Last week, Portland's daily newspaper, the Press Herald/Maine Sunday Telegram, relaunched MaineToday.com, its online arts and living guide, with new content, bloggers, and a much-improved design.
The new site is a great resource for day-to-day cultural events in the city and region. Check out their calendar if you're considering a visit from out of town, for instance, or browse Holly Nunan's frequently-updated blog for live music suggestions.
But the new MaineToday.com is also an encouraging sign that Portland's newspapers are surviving the massive upheavals in the journalism industry, and looking to the future with new products and new ways to reach out to their audiences. The Press Herald is an important institution in the city's vibrant civic life, but in recent years it seemed in very real danger of folding. After one sale in 2009, the new owner, a Pennsylvanian named Richard Connor, burned through investors' money and humiliated himself and the newspaper in an interview on national radio.
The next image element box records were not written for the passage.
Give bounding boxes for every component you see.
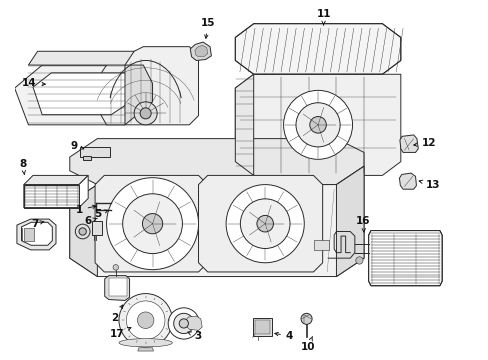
Polygon shape	[235, 74, 253, 175]
Polygon shape	[70, 166, 363, 276]
Polygon shape	[336, 166, 363, 276]
Circle shape	[309, 117, 325, 133]
Polygon shape	[194, 45, 207, 57]
Bar	[92, 221, 102, 235]
Polygon shape	[88, 47, 198, 125]
Polygon shape	[104, 276, 129, 301]
Text: 8: 8	[19, 158, 26, 174]
Circle shape	[142, 213, 163, 234]
Polygon shape	[21, 222, 52, 245]
Circle shape	[256, 215, 273, 232]
Text: 10: 10	[300, 337, 315, 352]
Circle shape	[173, 313, 194, 334]
Circle shape	[301, 313, 311, 324]
Polygon shape	[33, 73, 132, 115]
Circle shape	[240, 199, 289, 248]
Circle shape	[79, 228, 86, 235]
Polygon shape	[235, 24, 400, 74]
Polygon shape	[24, 175, 88, 208]
Ellipse shape	[119, 339, 172, 347]
Circle shape	[119, 293, 172, 347]
Circle shape	[168, 308, 199, 339]
Bar	[252, 318, 271, 336]
Circle shape	[295, 103, 340, 147]
Polygon shape	[70, 139, 363, 185]
Polygon shape	[24, 175, 88, 185]
Circle shape	[283, 90, 352, 159]
Text: 2: 2	[111, 305, 122, 323]
Polygon shape	[399, 135, 417, 152]
Polygon shape	[28, 51, 134, 65]
Text: 13: 13	[418, 180, 440, 190]
Bar	[314, 240, 328, 250]
Polygon shape	[125, 65, 152, 125]
Text: 15: 15	[200, 18, 215, 38]
Bar	[24, 185, 79, 208]
Text: 9: 9	[71, 140, 83, 150]
Text: 6: 6	[84, 216, 97, 226]
Text: 3: 3	[187, 331, 201, 341]
Bar	[254, 320, 270, 334]
Circle shape	[225, 185, 304, 263]
Polygon shape	[185, 316, 202, 330]
Circle shape	[106, 178, 198, 270]
Text: 5: 5	[94, 210, 108, 220]
Text: 16: 16	[355, 216, 369, 232]
Polygon shape	[235, 74, 400, 175]
Text: 4: 4	[274, 331, 293, 341]
Circle shape	[126, 301, 164, 339]
Polygon shape	[190, 42, 211, 60]
Polygon shape	[368, 230, 441, 286]
Circle shape	[140, 108, 151, 119]
Circle shape	[137, 312, 154, 329]
Text: 11: 11	[316, 9, 330, 25]
Polygon shape	[95, 175, 207, 272]
Polygon shape	[15, 65, 152, 125]
Bar	[24, 228, 34, 241]
Text: 17: 17	[109, 327, 131, 339]
Polygon shape	[198, 175, 322, 272]
Polygon shape	[17, 219, 56, 250]
Polygon shape	[138, 348, 153, 351]
Text: 12: 12	[413, 138, 435, 148]
Circle shape	[113, 265, 118, 270]
Circle shape	[355, 257, 363, 264]
Circle shape	[75, 224, 90, 239]
Bar	[82, 156, 91, 160]
Text: 14: 14	[22, 78, 45, 89]
Circle shape	[122, 194, 182, 253]
Polygon shape	[70, 185, 97, 276]
Circle shape	[134, 102, 157, 125]
Text: 7: 7	[31, 219, 44, 229]
Circle shape	[179, 319, 188, 328]
Bar	[109, 278, 127, 296]
Polygon shape	[399, 173, 416, 189]
Text: 1: 1	[75, 205, 96, 215]
Bar	[80, 147, 110, 157]
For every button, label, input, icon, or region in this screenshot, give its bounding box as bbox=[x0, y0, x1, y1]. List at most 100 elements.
Even after the newspaper's other investors ousted Connor a year ago, there wasn't much left to salvage: the newsroom had suffered from massive cuts, and smaller weeklies like the Daily Sun and the Forecaster were routinely producing better papers, for free.
But in the past year, the Press Herald has made a remarkable turnaround, even as its competitors have stepped up their games. With a prominent new investor (Donald Sussman, a hedge fund manager and husband of U.S. Representative Chellie Pingree), the newsroom is hiring again, producing better news stories, and printing thicker newspapers. They just poached a star executive from the Boston Globe as their new CEO. And, as the new MaineToday.com site demonstrates, they've embraced digital media as a way to improve the quality of their reporting, access to their audiences, and their bottom line.
Meanwhile, the Bangor Daily News is making a serious bid to become Maine's statewide newspaper of record, with its own Portland-based news reporters and a growing stable of new bloggers covering the city and the region.
So even though Portland is a small city, we have several quality newspapers competing with each other, improving their products, and generally figuring out the future of news to the benefit of a more-informed citizenry and a more vibrant civic society. With all the turmoil going on in the industry, this isn't something we should take for granted — but it's definitely something Portlanders should be grateful for.